Pour moi, je vous louerai ; ce sera mon emploi.
Je sais que c’est souvent un partage stérile,
Et que La Fontaine et Virgile
Recueillaient rarement le fruit de leurs chansons.
D’un inutile dieu malheureux nourrissons,
Nous semons pour autrui.
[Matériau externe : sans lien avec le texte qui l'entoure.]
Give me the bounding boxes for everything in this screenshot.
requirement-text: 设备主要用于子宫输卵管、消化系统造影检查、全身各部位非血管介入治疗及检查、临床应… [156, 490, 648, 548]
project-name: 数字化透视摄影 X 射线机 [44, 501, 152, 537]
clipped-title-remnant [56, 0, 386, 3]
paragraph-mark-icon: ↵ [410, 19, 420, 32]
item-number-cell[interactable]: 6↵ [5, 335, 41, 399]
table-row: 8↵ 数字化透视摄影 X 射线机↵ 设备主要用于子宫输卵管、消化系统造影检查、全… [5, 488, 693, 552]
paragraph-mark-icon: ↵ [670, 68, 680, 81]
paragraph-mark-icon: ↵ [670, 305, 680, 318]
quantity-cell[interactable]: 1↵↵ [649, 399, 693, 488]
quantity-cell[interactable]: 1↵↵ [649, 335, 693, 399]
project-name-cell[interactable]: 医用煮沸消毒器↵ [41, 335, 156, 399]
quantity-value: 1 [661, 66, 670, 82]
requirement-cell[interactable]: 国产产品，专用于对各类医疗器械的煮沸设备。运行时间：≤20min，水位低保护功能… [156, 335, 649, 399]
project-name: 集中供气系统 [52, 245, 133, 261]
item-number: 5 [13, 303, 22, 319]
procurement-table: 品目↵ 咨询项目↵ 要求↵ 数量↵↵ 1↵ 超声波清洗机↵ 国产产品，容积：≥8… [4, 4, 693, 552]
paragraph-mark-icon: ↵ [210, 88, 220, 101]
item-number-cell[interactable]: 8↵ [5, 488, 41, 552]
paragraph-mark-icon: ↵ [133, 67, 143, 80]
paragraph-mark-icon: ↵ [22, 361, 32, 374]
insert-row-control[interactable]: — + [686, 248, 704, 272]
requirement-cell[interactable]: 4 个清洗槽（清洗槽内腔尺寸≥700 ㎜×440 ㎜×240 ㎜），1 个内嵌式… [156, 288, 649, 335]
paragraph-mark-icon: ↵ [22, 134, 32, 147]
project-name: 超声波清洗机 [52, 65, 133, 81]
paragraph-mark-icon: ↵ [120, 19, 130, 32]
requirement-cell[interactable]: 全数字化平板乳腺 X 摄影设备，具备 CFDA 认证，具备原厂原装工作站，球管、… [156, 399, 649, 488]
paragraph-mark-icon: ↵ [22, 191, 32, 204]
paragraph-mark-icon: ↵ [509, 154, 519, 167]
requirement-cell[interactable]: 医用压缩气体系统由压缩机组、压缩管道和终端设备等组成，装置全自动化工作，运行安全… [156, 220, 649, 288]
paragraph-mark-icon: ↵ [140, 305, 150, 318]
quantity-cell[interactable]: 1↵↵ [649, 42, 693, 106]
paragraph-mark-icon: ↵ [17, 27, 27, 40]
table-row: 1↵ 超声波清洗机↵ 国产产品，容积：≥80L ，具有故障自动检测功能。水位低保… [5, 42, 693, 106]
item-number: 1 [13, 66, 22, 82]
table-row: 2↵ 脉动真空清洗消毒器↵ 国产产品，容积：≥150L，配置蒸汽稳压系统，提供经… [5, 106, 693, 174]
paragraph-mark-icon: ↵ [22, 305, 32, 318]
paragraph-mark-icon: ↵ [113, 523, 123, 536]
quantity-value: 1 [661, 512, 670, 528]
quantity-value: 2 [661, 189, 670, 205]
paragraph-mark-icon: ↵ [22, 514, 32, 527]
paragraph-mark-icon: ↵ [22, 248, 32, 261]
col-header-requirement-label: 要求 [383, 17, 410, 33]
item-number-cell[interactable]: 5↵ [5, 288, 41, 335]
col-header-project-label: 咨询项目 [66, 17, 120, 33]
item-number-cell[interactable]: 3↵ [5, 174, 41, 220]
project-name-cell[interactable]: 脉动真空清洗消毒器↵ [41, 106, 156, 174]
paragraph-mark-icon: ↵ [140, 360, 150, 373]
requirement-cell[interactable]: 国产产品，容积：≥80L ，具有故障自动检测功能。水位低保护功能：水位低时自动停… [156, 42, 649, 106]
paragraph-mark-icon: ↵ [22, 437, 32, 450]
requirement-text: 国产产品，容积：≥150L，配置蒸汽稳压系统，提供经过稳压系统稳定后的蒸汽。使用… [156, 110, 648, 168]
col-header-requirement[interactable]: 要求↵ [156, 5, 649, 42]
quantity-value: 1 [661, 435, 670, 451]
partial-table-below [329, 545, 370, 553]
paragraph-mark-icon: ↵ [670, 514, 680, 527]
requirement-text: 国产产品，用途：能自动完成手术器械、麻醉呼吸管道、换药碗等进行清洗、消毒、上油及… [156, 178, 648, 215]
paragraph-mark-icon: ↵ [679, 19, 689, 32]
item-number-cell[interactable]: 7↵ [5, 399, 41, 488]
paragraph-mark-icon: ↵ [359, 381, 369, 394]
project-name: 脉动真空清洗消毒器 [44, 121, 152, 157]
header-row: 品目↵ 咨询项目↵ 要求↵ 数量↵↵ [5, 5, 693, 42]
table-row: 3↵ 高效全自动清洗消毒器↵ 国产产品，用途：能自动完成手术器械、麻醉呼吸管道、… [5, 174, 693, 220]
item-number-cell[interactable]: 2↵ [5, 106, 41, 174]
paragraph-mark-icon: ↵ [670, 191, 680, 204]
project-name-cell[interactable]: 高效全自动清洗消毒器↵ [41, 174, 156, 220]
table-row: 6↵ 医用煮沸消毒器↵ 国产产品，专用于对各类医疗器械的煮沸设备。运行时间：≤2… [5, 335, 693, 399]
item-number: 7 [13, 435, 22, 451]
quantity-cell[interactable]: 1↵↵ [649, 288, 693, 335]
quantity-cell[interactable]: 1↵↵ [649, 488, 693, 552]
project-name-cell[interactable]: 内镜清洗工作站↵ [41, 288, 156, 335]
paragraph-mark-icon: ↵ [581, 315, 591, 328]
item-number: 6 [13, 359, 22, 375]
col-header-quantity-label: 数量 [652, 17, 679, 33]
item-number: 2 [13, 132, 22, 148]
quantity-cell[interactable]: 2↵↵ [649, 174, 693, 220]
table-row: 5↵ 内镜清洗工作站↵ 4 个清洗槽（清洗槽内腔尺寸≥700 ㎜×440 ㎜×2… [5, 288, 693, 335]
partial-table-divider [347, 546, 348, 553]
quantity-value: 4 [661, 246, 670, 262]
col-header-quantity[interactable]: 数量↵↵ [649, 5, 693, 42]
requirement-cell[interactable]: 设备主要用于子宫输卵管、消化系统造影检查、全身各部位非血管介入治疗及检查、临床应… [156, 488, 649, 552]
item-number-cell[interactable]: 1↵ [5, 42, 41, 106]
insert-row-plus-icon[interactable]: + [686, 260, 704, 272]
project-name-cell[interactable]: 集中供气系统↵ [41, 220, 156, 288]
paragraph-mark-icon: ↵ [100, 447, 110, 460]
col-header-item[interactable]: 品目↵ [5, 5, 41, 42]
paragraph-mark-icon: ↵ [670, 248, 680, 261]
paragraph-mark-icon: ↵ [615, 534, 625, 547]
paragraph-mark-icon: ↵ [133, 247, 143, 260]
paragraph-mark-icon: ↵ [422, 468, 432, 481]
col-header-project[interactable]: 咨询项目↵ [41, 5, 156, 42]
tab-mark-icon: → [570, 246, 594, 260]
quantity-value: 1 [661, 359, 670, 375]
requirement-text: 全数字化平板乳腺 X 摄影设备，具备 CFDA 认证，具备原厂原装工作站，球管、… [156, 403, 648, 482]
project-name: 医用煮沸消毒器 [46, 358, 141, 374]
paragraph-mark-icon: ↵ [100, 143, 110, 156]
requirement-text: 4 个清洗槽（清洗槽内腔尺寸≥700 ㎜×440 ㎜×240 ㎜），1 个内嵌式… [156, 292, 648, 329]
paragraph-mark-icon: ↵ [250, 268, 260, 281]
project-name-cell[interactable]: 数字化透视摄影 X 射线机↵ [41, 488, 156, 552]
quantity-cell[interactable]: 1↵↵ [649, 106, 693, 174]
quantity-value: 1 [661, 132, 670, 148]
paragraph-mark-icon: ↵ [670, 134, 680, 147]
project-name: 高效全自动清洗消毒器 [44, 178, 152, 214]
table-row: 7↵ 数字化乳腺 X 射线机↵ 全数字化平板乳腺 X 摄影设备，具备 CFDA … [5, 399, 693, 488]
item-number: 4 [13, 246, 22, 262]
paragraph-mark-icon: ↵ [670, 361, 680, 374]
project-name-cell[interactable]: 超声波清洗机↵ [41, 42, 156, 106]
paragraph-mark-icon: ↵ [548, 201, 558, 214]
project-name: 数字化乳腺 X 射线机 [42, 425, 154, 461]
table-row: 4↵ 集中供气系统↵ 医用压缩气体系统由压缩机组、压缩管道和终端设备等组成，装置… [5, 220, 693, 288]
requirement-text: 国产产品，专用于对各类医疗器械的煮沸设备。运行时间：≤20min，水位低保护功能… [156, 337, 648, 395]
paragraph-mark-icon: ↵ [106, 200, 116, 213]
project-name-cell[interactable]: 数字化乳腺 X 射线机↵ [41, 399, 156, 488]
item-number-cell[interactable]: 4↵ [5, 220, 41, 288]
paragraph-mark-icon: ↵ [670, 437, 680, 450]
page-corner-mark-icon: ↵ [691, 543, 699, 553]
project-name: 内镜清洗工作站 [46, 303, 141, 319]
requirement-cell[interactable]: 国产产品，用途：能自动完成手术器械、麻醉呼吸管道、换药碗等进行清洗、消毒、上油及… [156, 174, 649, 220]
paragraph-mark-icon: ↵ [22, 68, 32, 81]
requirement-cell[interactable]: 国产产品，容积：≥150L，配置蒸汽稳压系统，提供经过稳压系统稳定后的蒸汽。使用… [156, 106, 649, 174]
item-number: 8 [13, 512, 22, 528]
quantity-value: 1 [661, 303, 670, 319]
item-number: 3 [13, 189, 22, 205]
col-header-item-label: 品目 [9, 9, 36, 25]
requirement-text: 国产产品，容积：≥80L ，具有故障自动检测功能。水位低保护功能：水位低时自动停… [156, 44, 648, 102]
J’ose bien vous le dire,
Mon cœur de la Duclos fut quelque temps charmé ;
L’amour en sa faveur avait monté ma lyre :
Je chantais la Duclos ; d’Uzès[1] en fut aimé :
C’était bien la peine d’écrire !
Je vous louerai pourtant ; il me sera trop doux
De vous chanter, et même sans vous plaire ;
Mes chansons seront mon salaire :
N’est-ce rien de parler de vous ?




ÉPÎTRE V.


À MONSIEUR L’ABBÉ DE ***[2],
QUI PLEURAIT LA MORT DE SA MAÎTRESSE.


(1715)


Toi qui fus des plaisirs le délicat arbitre,
Tu languis, cher abbé ; je vois, malgré tes soins,
Que ton triple menton, l’honneur de ton chapitre,
Aura bientôt deux étages de moins.
Esclave malheureux du chagrin qui te dompte,

  1. La Duclos, disait Voltaire, prend tous les matins quelques prises de séné et de casse, et, le soir, plusieurs prises du comte d’Uzès. (B.)
  2. Quelques personnes croient que cette épître fut adressée à l’abbé Servien, à qui est adressée l’épître iii ; d’autres, qu’il s’agit de l’abbé de Bussy.